Chapitre 4
La vieille Anna sortait rarement de la bibliothèque de la maison de repos. Elle n’était pas là pour les ateliers ou les partages autour du feu. Mais aujourd’hui, quelque chose l’avait poussée dehors. Elle avait vu Inès, silencieuse et immobile sous le figuier, et cela avait réveillé en elle une mémoire plus ancienne que le temps.
Elle s’approcha doucement et lui tendit une pierre plate, gravée de deux lignes.
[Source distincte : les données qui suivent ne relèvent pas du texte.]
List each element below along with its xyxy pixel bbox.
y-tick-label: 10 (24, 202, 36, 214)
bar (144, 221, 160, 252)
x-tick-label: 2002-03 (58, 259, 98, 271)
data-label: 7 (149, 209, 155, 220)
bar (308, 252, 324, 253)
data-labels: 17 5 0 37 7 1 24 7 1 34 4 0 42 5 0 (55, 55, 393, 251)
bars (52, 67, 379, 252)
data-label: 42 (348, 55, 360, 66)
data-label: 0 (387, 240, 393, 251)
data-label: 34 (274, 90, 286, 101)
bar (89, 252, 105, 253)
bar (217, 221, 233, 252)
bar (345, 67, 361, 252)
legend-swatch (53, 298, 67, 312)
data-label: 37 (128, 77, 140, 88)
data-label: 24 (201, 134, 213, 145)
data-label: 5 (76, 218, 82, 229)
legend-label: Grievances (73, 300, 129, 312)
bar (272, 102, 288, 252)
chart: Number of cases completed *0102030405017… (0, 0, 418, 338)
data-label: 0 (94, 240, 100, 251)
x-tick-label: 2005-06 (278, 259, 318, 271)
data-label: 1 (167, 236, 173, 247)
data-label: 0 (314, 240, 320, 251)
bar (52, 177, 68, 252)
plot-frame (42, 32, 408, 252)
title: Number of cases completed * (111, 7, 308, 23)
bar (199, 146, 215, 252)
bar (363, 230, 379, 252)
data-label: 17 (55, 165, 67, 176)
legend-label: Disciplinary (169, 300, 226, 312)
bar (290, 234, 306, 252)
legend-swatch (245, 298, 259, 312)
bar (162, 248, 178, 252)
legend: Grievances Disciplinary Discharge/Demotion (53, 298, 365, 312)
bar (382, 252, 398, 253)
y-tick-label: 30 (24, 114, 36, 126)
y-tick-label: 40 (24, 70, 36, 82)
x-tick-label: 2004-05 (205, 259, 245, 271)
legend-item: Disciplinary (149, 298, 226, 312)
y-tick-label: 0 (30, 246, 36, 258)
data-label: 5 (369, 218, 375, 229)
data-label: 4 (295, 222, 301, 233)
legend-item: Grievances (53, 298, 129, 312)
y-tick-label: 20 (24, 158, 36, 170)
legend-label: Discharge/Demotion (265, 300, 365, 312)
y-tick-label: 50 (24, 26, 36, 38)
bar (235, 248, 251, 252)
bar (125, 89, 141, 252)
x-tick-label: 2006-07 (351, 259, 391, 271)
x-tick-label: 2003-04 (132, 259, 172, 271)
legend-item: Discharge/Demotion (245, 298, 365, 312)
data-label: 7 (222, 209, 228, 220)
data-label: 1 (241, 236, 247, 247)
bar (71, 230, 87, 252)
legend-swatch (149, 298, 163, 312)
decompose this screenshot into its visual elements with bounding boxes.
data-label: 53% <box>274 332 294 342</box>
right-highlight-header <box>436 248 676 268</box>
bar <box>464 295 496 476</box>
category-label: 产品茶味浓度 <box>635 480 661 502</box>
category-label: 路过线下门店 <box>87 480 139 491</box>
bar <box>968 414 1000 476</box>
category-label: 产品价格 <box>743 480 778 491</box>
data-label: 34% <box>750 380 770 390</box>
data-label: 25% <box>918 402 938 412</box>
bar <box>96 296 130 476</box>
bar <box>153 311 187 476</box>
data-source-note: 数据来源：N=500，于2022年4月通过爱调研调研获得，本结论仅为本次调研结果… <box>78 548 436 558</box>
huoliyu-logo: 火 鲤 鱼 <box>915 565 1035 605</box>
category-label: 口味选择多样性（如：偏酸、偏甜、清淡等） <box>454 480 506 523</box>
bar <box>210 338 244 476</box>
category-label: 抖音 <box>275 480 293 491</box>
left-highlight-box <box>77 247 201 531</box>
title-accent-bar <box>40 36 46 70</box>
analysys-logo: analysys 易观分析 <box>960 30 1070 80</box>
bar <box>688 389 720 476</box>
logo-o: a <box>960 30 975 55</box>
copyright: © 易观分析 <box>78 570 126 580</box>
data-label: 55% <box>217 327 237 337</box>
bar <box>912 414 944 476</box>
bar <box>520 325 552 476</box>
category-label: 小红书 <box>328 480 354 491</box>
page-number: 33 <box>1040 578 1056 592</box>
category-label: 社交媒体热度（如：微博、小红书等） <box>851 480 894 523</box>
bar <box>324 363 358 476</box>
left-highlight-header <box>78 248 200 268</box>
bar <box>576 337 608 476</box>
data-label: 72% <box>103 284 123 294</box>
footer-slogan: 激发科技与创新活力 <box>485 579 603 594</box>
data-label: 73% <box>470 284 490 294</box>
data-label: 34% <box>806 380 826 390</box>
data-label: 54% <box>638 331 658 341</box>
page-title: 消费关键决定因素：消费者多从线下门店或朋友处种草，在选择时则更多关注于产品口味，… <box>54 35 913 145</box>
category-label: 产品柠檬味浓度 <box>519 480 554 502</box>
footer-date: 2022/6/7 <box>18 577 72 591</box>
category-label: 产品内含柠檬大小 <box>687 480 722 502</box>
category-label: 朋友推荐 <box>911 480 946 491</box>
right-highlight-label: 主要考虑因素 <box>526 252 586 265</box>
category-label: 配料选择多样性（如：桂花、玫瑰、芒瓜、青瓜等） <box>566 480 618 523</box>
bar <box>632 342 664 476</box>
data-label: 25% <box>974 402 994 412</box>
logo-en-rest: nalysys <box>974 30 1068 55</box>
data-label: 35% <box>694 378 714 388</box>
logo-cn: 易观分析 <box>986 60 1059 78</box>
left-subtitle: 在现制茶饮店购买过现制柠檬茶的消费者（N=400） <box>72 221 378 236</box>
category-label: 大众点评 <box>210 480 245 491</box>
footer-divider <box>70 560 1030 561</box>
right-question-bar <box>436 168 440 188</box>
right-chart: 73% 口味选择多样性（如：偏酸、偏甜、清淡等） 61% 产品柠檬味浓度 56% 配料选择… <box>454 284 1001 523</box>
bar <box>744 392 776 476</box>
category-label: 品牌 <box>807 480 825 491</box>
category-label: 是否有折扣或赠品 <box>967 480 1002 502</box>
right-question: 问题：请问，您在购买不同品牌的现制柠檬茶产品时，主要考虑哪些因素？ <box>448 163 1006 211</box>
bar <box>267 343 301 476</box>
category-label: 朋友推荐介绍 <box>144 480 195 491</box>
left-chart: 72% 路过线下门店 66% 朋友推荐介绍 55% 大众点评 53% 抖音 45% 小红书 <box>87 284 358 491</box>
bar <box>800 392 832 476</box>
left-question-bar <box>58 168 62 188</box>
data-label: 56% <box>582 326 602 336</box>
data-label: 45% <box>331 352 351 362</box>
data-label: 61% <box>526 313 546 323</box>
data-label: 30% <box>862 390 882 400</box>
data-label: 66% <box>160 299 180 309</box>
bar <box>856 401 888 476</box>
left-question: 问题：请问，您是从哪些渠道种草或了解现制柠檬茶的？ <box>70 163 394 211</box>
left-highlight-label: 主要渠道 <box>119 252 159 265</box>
— Prends-la, dit-elle. Elle t’écoutera mieux que n’importe qui, pour l’instant.
Inès la regarda, surprise.
— C’est une pierre ?
— Oui. Mais une pierre qui a entendu beaucoup de secrets. Ici, on les appelle les pierres du recommencement.
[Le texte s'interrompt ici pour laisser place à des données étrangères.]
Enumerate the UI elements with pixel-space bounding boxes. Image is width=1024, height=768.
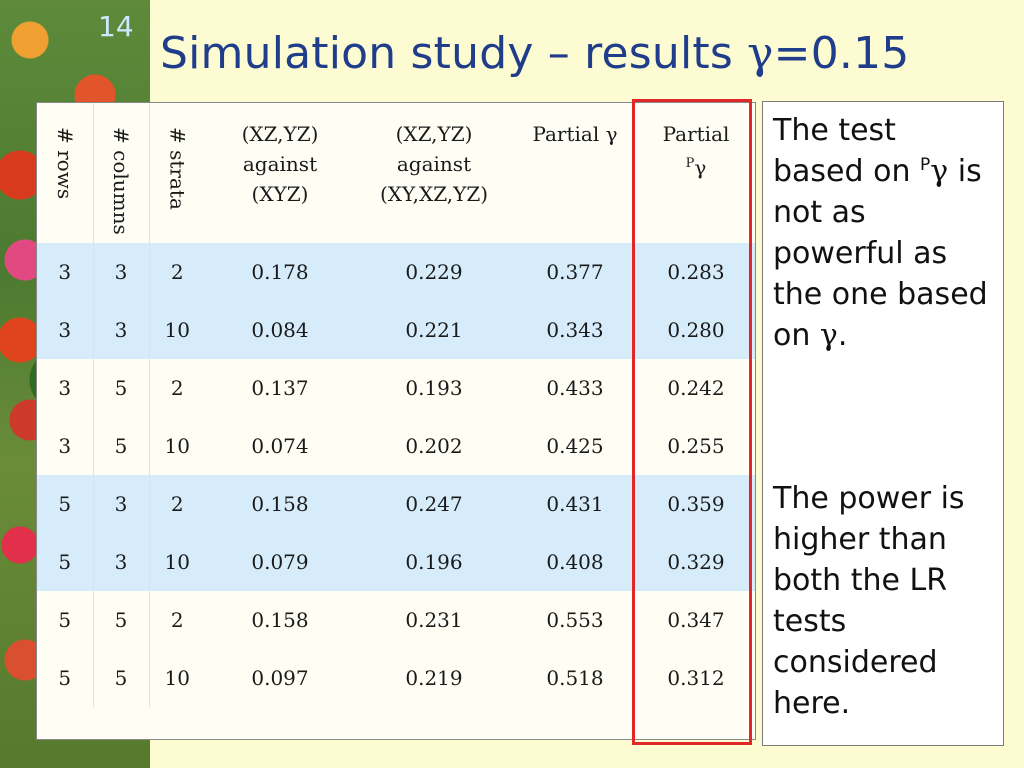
notes-panel: The test based on Pγ is not as powerful …	[762, 101, 1004, 746]
slide-number: 14	[98, 10, 134, 43]
table-row: 3 5 2 0.137 0.193 0.433 0.242	[37, 358, 755, 417]
cell-columns: 3	[92, 242, 149, 301]
table-row: 3 3 10 0.084 0.221 0.343 0.280	[37, 300, 755, 359]
results-table: # rows # columns # strata (XZ,YZ) agains…	[37, 103, 755, 707]
cell-partial-p-gamma: 0.283	[637, 242, 755, 301]
title-suffix: =0.15	[773, 28, 910, 79]
cell-columns: 3	[92, 300, 149, 359]
partial-p-gamma-emphasis-box	[632, 99, 752, 745]
cell-xzyz-vs-xyxzyz: 0.247	[355, 474, 513, 533]
cell-strata: 10	[148, 532, 205, 591]
cell-xzyz-vs-xyxzyz: 0.219	[405, 665, 463, 690]
cell-partial-gamma: 0.408	[513, 532, 637, 591]
cell-partial-p-gamma: 0.280	[637, 300, 755, 359]
cell-columns: 5	[92, 358, 149, 417]
slide-title: Simulation study – results γ=0.15	[160, 28, 910, 79]
results-table-container: # rows # columns # strata (XZ,YZ) agains…	[36, 102, 756, 740]
cell-partial-p-gamma: 0.312	[667, 665, 725, 690]
cell-rows: 5	[58, 665, 72, 690]
table-header-row: # rows # columns # strata (XZ,YZ) agains…	[37, 103, 755, 243]
cell-partial-p-gamma: 0.329	[637, 532, 755, 591]
cell-strata: 10	[148, 416, 205, 475]
table-row: 5 5 2 0.158 0.231 0.553 0.347	[37, 590, 755, 649]
cell-rows: 5	[37, 532, 93, 591]
cell-xzyz-vs-xyz: 0.158	[251, 607, 309, 632]
cell-rows: 5	[37, 474, 93, 533]
cell-rows: 3	[37, 300, 93, 359]
cell-partial-gamma: 0.518	[546, 665, 604, 690]
cell-partial-p-gamma: 0.255	[667, 433, 725, 458]
cell-rows: 3	[58, 433, 72, 458]
cell-columns: 5	[92, 648, 149, 707]
cell-partial-p-gamma: 0.359	[637, 474, 755, 533]
table-row: 5 3 2 0.158 0.247 0.431 0.359	[37, 474, 755, 533]
cell-columns: 5	[92, 416, 149, 475]
title-gamma: γ	[747, 28, 774, 79]
cell-xzyz-vs-xyxzyz: 0.231	[405, 607, 463, 632]
cell-xzyz-vs-xyxzyz: 0.229	[355, 242, 513, 301]
note-power-comparison: The test based on Pγ is not as powerful …	[773, 113, 988, 353]
cell-columns: 3	[92, 474, 149, 533]
cell-partial-gamma: 0.425	[546, 433, 604, 458]
cell-strata: 2	[148, 358, 205, 417]
cell-rows: 3	[58, 375, 72, 400]
cell-xzyz-vs-xyz: 0.084	[205, 300, 355, 359]
cell-strata: 10	[148, 300, 205, 359]
header-rows: # rows	[52, 127, 77, 200]
cell-columns: 5	[92, 590, 149, 649]
cell-partial-gamma: 0.343	[513, 300, 637, 359]
header-strata: # strata	[148, 103, 205, 243]
cell-strata: 2	[148, 474, 205, 533]
cell-partial-gamma: 0.433	[546, 375, 604, 400]
cell-strata: 2	[148, 242, 205, 301]
table-row: 3 5 10 0.074 0.202 0.425 0.255	[37, 416, 755, 475]
cell-xzyz-vs-xyxzyz: 0.221	[355, 300, 513, 359]
table-body: 3 3 2 0.178 0.229 0.377 0.283 3 3 10 0.0…	[37, 242, 755, 707]
cell-strata: 2	[148, 590, 205, 649]
cell-xzyz-vs-xyz: 0.137	[251, 375, 309, 400]
cell-xzyz-vs-xyxzyz: 0.193	[405, 375, 463, 400]
header-xzyz-vs-xyxzyz: (XZ,YZ) against (XY,XZ,YZ)	[379, 122, 489, 206]
header-partial-gamma: Partial γ	[532, 122, 618, 146]
cell-rows: 3	[37, 242, 93, 301]
header-partial-p-gamma: Partial Pγ	[662, 122, 730, 180]
table-row: 3 3 2 0.178 0.229 0.377 0.283	[37, 242, 755, 301]
table-row: 5 3 10 0.079 0.196 0.408 0.329	[37, 532, 755, 591]
cell-partial-gamma: 0.377	[513, 242, 637, 301]
title-prefix: Simulation study – results	[160, 28, 748, 79]
header-columns: # columns	[92, 103, 149, 243]
cell-xzyz-vs-xyz: 0.158	[205, 474, 355, 533]
cell-rows: 5	[58, 607, 72, 632]
note-lr-tests: The power is higher than both the LR tes…	[773, 481, 965, 721]
cell-xzyz-vs-xyz: 0.079	[205, 532, 355, 591]
cell-xzyz-vs-xyxzyz: 0.196	[355, 532, 513, 591]
cell-xzyz-vs-xyxzyz: 0.202	[405, 433, 463, 458]
cell-xzyz-vs-xyz: 0.074	[251, 433, 309, 458]
cell-xzyz-vs-xyz: 0.097	[251, 665, 309, 690]
header-xzyz-vs-xyz: (XZ,YZ) against (XYZ)	[241, 122, 319, 206]
table-row: 5 5 10 0.097 0.219 0.518 0.312	[37, 648, 755, 707]
cell-columns: 3	[92, 532, 149, 591]
cell-xzyz-vs-xyz: 0.178	[205, 242, 355, 301]
cell-partial-p-gamma: 0.347	[667, 607, 725, 632]
cell-partial-gamma: 0.431	[513, 474, 637, 533]
cell-partial-gamma: 0.553	[546, 607, 604, 632]
cell-strata: 10	[148, 648, 205, 707]
cell-partial-p-gamma: 0.242	[667, 375, 725, 400]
Inès, un peu méfiante mais intriguée, prit la pierre dans ses mains. Elle était tiède, presque vivante.
Anna s’assit à côté d’elle.
— Tu crois que tu es seule dans ton silence. Mais toutes les femmes ici sont passées par là. Certaines plus longtemps que d’autres. Le silence, c’est une traversée.
— Et on en sort ? murmura Inès.
— Pas comme on est entré. Mais oui. On en sort.
Pendant ce temps, dans le potager à l’arrière du domaine, Clara se découvrait une passion inattendue : parler aux plantes. C’était Yasmine qui lui avait soufflé l’idée, entre deux dessins.
— Les plantes, tu vois, elles ne se pressent pas. Elles ne hurlent jamais. Mais elles changent tout autour d’elles. Tu leur parles, elles écoutent. Elles s’ouvrent, parfois. Exactement comme toi.
Clara avait ri, mais en fin d’après-midi, elle s’était surprise à chuchoter à un plant de menthe, comme à une vieille amie !
Ce soir-là, autour du feu, Inès restait toujours en retrait. Mais elle avait glissé la pierre dans sa poche. Elle ne parlait pas encore. Mais elle écoutait. Et ça, c’était déjà un début de réponse.